Стояла ночь, когда Герцен возвращался от Карлейля. Домой не хотелось. Он полюбил эти ночные прогулки по городу.

«…Я люблю Лондон ночью, — признавался Герцен воспитательнице его детей Мальвиде Мейзенбург, — совсем один я иду все дальше и дальше. На днях я был на Ватерлооском мосту, там никого не было, кроме меня, я долго просидел там…»

Не совсем так, если быть точным. Потому, что следующая за этими словами фраза: «Я долго просидел там» — вызвана именно тем обстоятельством, что некоторое время Герцен на мосту Ватерлоо был, ну, скажем, мягко выражаясь, не совсем один.

Да и трудно придумать более подходящее место для уединенной встречи. Для этого, собственно, надо сделать лишь одно небольшое допущение: если предположить, что Ватерлооский мост пересекает не только пространство, но и время, то во всем дальнейшем нет ничего сверхъестественного.
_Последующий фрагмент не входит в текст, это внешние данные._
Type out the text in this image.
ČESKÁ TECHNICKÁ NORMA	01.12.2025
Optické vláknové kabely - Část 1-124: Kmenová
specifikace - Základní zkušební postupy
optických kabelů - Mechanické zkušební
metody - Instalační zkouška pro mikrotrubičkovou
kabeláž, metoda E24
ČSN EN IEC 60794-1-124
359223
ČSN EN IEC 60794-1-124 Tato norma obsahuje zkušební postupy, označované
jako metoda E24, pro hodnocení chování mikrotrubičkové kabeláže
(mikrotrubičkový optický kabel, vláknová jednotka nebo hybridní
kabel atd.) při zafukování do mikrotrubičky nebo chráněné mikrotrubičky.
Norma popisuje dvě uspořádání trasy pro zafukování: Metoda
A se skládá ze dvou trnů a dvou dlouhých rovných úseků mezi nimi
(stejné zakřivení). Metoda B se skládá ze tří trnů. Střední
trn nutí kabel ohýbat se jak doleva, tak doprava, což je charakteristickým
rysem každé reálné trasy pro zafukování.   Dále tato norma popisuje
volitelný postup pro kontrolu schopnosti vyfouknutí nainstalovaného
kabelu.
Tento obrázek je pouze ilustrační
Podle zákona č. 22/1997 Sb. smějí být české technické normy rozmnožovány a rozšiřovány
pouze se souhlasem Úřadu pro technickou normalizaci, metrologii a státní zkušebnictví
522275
В частности, в том, что, взойдя на мост Ватерлоо и присев на скамью, подпертую двумя изваяниями железных верблюдов, сняв шляпу, чтоб отереть взмокший лоб, и одолевая легкую одышку, Герцен внимательно вгляделся в меня, сидевшего рядом и почтительно ему поклонившегося. Что-то знакомое, видно, почудилось Герцену во мне при тусклом свете чугунного фонаря, со скрипом качавшегося над нашими головами под легким ветром с реки. Логичнее всего предположить, что он признал во мне одного из приезжих из России, обильно, особенно по воскресеньям, то ли из политического сочувствия, а то и просто из любопытства посещающих дом Герцена.

Во всяком случае, он снисходительно кивнул мне в ответ. А я заметил его еще издали, когда энергичным шагом, сильно маша руками, он миновал Соммерсет-хауз, набитый бог весть какими канцеляриями лондонского графства.

Отдышавшись, он сказал:

— Что-то пазуха у меня стала уж очень обширная.

— Вы хотите сказать: талия? — осторожно спросил я.